Поначалу я подумал, что революционным оружием посмертно — к этому склоняла безжизненность фамилии "Мертваго" — был награжден некий Иосиф, обладавший при жизни какой-то великолепной — просто отменной! — задницей и выдающимися, красными, как у индейца, яйцами, что, учитывая сложность и запутанность революционного времени, вполне могло, допускаю, послужить серьезным основанием для награждения.
Из-за этой-то надписи я и не хотел поначалу приобретать исторический пистолет, но жаждущий опохмелиться сомнительный гражданин в потертом пальто, валенках и соломенной(!) шляпе, уверенно разъяснил мне зашифрованную временем надпись, из которой следовало, что это оружие было вручено"…красному бойцу Иосифу Мертваго за выполнение ответственного задания от лица командования Первой Конной армии". И вручено, несмотря на кладбищенскую фамилию, по всей видимости, при жизни награжденного.
Сомнения отпали и, расплатившись с забавным продавцом, я покинул рынок в Малаховке, — а дело происходило там, — спрятав пистолет за пазухой.
По пути в Москву, в электричке, ощущая под мышкой приятную тяжесть приобретенной вещи, я решил быть сильным, дьявольски сильным, как кадет Биглер из бессмертного романа, когда тот, заплаканный, обделавшийся, но не сломленный, обдумывал свой путь к славе.

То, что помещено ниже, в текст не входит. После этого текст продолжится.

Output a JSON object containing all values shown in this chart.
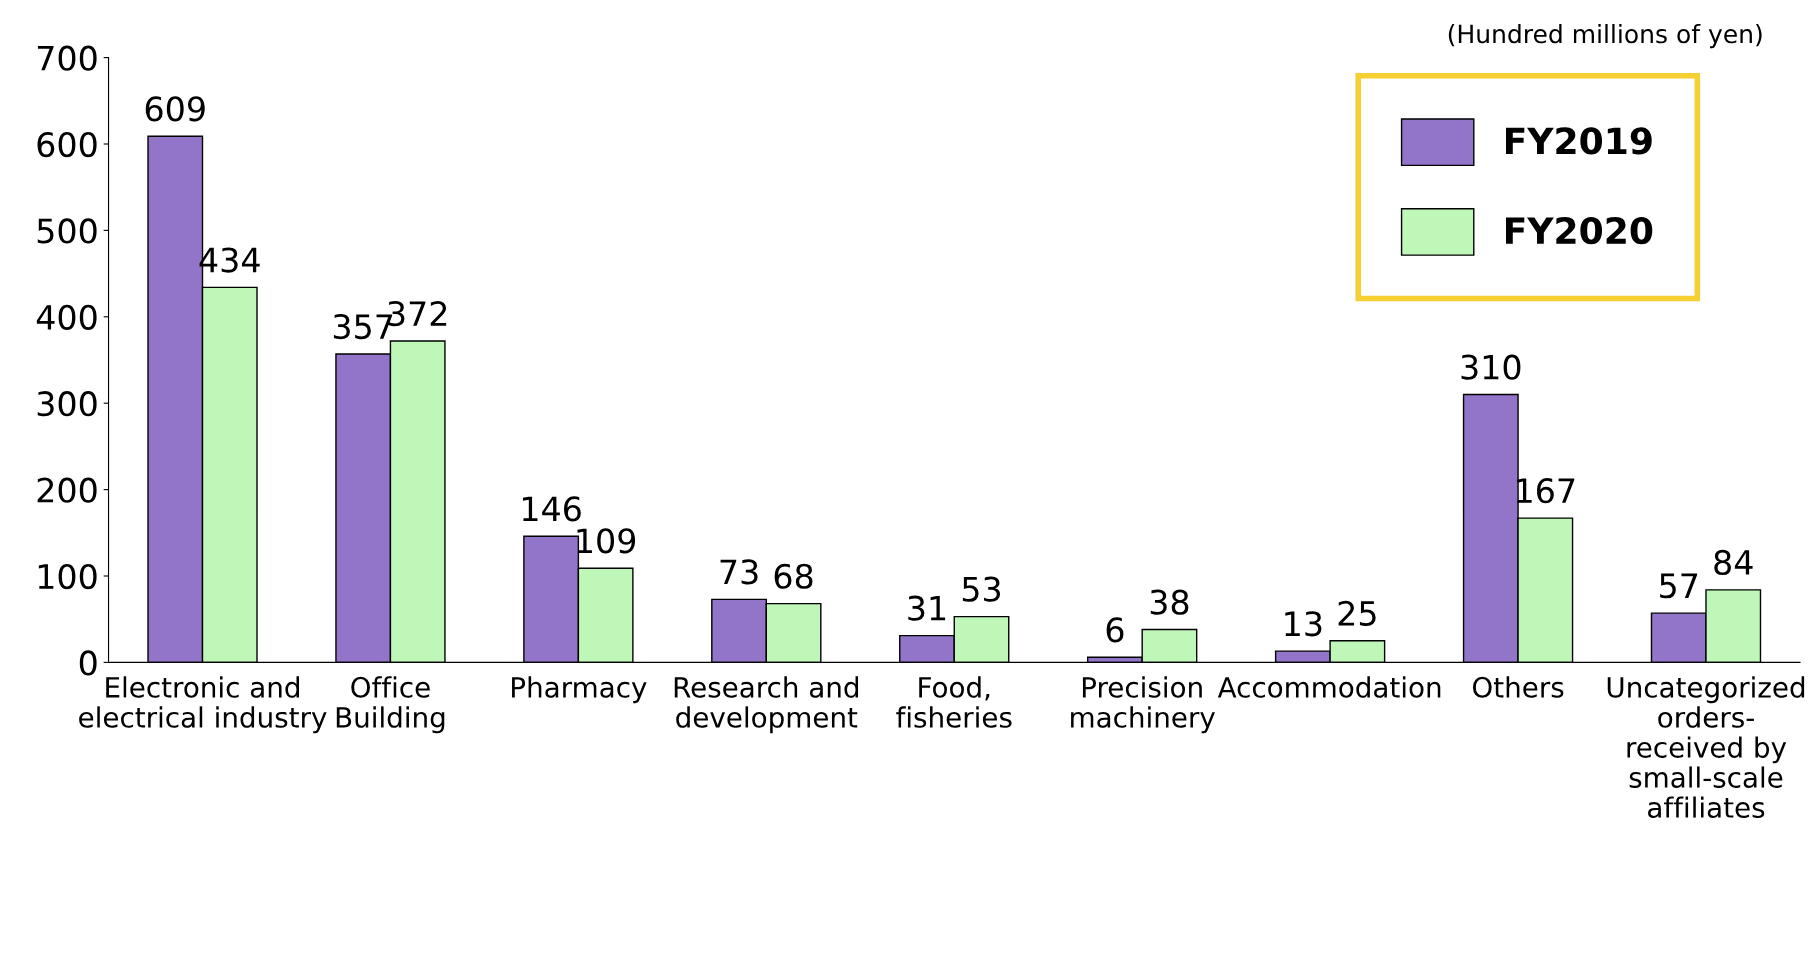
{
  "chart_data": {
    "type": "bar",
    "categories": [
      "Electronic and\nelectrical industry",
      "Office\nBuilding",
      "Pharmacy",
      "Research and\ndevelopment",
      "Food,\nfisheries",
      "Precision\nmachinery",
      "Accommodation",
      "Others",
      "Uncategorized\norders-\nreceived by\nsmall-scale\naffiliates"
    ],
    "series": [
      {
        "name": "FY2019",
        "color": "#9274c8",
        "values": [
          609,
          357,
          146,
          73,
          31,
          6,
          13,
          310,
          57
        ]
      },
      {
        "name": "FY2020",
        "color": "#bff7b8",
        "values": [
          434,
          372,
          109,
          68,
          53,
          38,
          25,
          167,
          84
        ]
      }
    ],
    "ylim": [
      0,
      700
    ],
    "yticks": [
      0,
      100,
      200,
      300,
      400,
      500,
      600,
      700
    ],
    "data_labels": true,
    "grid": false,
    "legend": "top right",
    "annotations": [
      "(Hundred millions of yen)"
    ]
  }
}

Стоя в тамбуре, я уже не боялся мрачных субъектов, которые бродили из вагона в вагон: у меня теперь было все необходимое для обороны.
Я настолько нагло посмотрел в глаза двум подозрительным субъектам с поднятыми воротниками и в серых кепках, надвинутых на лоб, которые стояли вместе со мной в тамбуре и курили "Беломор", что те не выдержали и, как-то вдруг засуетившись, поспешно вышли на первой же остановке.
…Вагон гремел на стыках. За давно не мытыми стеклами проплывали хилые подмосковные домишки с крышами, присыпанными грязным снегом.
Я думал о надписи. Думал о несчастном еврейском юноше Иосифе Мертваго, поверившем в революционные идеалы и в светлую, счастливую и свободную от черты оседлости Россию. Думал и о его возможной дальнейшей судьбе.